Em ‘O Desabafo de Uma Mãe’, moradora de Nilópolis relembra a luta para livrar a filha da prisão
Rio – O fato de nunca ter sentado em um banco escolar não impediu a aposentada Valdicea França, de 65 anos e moradora de Nilópolis, de aprender as letras no teclado do computador e digitar um livro. O tema: a luta para provar a inocência da filha, Mirian França, presa por 15 dias em 2015 acusada de participação no assassinato da italiana Gaia Molinari.
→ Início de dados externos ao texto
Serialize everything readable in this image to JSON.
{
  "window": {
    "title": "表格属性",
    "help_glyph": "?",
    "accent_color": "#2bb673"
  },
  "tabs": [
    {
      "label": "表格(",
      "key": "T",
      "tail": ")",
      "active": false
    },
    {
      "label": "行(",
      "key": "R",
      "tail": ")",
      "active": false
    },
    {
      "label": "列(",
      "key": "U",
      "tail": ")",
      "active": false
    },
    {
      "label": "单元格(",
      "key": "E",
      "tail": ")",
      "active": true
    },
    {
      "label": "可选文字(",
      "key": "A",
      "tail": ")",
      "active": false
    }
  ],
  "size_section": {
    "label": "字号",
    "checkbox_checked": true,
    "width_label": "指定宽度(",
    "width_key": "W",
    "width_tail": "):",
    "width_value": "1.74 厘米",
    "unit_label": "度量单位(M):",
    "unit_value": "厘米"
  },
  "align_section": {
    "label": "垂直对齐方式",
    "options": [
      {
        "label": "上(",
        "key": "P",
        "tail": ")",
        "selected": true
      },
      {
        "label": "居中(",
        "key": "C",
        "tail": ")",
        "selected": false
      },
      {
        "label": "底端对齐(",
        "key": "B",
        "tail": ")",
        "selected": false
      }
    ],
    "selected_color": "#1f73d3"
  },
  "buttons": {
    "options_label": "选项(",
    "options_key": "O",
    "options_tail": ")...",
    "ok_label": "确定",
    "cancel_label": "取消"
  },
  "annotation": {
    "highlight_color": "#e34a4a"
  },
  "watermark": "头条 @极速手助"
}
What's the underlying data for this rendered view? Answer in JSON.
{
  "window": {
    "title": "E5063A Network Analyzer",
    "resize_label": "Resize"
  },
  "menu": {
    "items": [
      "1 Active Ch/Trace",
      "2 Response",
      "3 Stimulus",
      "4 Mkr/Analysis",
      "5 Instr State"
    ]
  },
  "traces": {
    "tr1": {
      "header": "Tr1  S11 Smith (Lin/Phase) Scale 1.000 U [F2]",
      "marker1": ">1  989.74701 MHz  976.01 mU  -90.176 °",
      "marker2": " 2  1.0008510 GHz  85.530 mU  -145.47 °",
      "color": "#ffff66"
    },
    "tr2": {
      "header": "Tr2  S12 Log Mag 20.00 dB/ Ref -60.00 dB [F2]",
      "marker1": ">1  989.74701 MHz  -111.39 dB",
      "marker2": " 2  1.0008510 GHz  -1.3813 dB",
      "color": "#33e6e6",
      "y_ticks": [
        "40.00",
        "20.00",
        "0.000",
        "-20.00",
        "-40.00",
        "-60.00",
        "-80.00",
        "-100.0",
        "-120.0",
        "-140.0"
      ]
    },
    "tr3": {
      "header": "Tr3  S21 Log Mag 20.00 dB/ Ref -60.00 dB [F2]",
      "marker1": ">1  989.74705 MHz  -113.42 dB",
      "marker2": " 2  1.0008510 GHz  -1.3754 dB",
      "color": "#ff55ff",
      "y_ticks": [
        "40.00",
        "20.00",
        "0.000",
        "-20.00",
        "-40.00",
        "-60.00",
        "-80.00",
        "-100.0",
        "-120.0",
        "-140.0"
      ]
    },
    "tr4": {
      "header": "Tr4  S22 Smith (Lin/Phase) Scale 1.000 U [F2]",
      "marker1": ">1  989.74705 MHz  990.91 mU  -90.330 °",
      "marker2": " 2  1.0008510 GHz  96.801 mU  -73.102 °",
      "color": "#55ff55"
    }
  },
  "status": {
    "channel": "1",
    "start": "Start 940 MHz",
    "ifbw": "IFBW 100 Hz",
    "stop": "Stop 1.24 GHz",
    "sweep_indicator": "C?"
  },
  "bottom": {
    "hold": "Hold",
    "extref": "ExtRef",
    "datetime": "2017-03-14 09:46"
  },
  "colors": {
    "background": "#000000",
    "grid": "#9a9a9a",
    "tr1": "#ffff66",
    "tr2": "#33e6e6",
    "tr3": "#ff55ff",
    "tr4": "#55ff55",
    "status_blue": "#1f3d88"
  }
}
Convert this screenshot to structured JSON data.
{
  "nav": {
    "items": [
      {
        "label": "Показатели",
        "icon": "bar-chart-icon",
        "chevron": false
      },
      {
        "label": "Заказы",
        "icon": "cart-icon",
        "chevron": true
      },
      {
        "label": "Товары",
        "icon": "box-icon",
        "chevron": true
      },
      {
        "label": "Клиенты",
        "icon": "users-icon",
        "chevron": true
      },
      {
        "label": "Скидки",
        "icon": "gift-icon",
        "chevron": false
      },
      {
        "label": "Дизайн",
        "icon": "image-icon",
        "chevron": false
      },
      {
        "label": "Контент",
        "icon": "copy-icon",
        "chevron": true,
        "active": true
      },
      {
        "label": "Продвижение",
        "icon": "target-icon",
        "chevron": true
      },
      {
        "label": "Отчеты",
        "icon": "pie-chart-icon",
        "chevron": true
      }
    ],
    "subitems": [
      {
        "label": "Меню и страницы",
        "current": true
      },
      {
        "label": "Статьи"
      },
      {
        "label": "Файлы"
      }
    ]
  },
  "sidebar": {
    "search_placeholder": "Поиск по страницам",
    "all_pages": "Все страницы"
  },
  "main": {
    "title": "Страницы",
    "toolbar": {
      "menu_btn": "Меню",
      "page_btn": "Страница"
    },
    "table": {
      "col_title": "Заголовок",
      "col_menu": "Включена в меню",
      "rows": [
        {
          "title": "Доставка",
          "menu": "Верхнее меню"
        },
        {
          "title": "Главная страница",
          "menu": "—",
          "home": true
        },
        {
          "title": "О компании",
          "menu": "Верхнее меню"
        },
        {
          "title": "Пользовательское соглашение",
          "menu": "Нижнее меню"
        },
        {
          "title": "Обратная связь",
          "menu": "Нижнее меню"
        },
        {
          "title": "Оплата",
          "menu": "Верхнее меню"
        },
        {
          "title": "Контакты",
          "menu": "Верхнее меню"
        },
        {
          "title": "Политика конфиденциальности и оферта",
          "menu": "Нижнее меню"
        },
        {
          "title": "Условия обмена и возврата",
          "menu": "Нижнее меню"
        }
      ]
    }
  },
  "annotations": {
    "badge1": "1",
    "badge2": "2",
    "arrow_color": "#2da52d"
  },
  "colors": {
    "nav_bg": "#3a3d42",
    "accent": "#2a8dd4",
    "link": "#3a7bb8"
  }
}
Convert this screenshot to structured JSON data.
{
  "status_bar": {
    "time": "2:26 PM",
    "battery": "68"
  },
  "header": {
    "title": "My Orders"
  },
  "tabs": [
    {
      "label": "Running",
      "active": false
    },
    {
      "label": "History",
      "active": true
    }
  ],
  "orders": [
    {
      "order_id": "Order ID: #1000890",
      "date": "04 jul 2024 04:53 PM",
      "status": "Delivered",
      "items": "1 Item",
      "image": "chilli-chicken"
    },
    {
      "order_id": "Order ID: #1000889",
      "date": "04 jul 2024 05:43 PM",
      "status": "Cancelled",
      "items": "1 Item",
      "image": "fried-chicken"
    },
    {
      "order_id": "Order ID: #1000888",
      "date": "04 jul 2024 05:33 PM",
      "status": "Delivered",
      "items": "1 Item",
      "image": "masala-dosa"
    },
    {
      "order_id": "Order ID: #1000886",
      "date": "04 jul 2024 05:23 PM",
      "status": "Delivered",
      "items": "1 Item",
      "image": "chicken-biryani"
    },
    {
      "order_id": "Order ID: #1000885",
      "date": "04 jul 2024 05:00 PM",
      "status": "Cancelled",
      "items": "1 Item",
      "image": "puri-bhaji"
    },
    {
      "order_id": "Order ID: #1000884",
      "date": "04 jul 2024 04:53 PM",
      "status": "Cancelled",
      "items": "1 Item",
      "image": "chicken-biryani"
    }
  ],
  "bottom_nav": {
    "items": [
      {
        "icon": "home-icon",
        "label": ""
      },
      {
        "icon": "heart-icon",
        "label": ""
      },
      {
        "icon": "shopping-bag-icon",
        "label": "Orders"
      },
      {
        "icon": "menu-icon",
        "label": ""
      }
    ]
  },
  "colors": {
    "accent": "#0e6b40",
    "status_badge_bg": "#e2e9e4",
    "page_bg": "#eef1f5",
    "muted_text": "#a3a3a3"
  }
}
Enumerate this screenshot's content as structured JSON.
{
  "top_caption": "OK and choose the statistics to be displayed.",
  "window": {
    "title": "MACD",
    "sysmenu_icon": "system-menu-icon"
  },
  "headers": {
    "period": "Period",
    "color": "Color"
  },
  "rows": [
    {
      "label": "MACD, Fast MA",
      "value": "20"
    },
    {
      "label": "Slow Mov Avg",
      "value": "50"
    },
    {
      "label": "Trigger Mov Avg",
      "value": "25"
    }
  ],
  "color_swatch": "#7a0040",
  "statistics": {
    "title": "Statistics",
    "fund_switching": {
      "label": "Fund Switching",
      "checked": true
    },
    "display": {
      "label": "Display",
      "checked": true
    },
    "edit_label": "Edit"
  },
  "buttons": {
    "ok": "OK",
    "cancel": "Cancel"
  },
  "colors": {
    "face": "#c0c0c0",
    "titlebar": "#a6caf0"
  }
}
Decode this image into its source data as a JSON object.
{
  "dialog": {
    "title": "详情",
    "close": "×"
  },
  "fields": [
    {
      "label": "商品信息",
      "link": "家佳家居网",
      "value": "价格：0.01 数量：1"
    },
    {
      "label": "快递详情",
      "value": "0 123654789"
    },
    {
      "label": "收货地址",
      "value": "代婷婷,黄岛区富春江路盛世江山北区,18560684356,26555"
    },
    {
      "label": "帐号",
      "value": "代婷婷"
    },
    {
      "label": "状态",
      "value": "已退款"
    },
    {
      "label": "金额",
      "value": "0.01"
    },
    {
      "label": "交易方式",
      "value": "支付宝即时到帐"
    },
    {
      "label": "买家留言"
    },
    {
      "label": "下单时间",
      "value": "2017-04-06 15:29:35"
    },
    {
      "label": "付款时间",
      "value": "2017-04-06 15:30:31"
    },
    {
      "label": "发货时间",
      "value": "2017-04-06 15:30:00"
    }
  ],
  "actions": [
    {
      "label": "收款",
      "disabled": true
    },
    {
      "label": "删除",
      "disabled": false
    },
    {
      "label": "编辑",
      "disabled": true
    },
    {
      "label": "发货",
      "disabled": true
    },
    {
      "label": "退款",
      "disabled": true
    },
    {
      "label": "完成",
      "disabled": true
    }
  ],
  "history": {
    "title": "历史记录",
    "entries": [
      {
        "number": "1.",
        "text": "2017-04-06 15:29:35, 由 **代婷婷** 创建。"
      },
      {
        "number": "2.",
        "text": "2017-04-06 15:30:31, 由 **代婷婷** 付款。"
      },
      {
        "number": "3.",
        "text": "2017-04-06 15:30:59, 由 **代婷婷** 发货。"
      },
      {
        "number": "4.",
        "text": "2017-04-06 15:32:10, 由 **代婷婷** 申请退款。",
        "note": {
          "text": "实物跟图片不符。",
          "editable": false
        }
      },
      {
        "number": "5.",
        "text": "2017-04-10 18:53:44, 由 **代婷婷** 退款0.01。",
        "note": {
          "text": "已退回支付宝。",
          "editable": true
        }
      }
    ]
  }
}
Intitulado ‘O Desabafo de Uma Mãe’, o livro está disponível no Perse, um portal de autores independentes. Em 164 páginas, Valdicea França conta como a Polícia Civil do Ceará isolou sua filha dela e dos advogados, discorre a respeito das perguntas sem fundamento dos investigadores, como “por que uma mulher viajava sozinha?”, e volta a apontar a prisão como um caso de racismo.
“Minha filha foi presa por ser negra. De testemunha, ela passou a principal suspeita, sem provas”, relembra. As declarações de Valdicea na época do crime mobilizaram a imprensa, movimentos sociais e o Judiciário, que concedeu habeas corpus para Mirian, que não é considerada mais suspeita.
Passados três anos, a morte da turista italiana cujo corpo foi encontrado com marcas de violência no Natal de 2014 em Jericoacoara, no Ceará, continua um mistério. Por conta da falta de solução, a investigação foi reaberta há dois meses na tentativa de se chegar à autoria do homicídio. Dez pessoas já foram ouvidas e as provas colhidas no local do crime estão passando por nova perícia.
Mirian, que viajava com Gaia, cumpriu prisão temporária por contradições em seus depoimentos, mas não foi indiciada. Na época, ela era doutoranda do Instituto de Microbiologia da UFRJ e passava férias sozinha na região. “Ela chegou a me convidar para viajar. Mas eu tinha medo de avião. Quando soube da prisão dela, juntei R$ 1.500, era tudo o que eu tinha. Comprei a passagem e fui direto para a delegacia”, relembra Valdicea França.
A vontade de escrever surgiu como uma forma de tratamento para amenizar a dor de ter visto a filha presa. “Minha psicóloga dizia que eu tinha que tirar aquela dor. Passar por cima. Meus familiares também. Então, quando eu ficava triste, tentava escrever. O Word (programa de computador) ajudou muito, né? Ele corrige as palavras. Assim, fui aprendendo”, conta.
Procurada, a Polícia Civil do Ceará não deu retorno sobre o caso.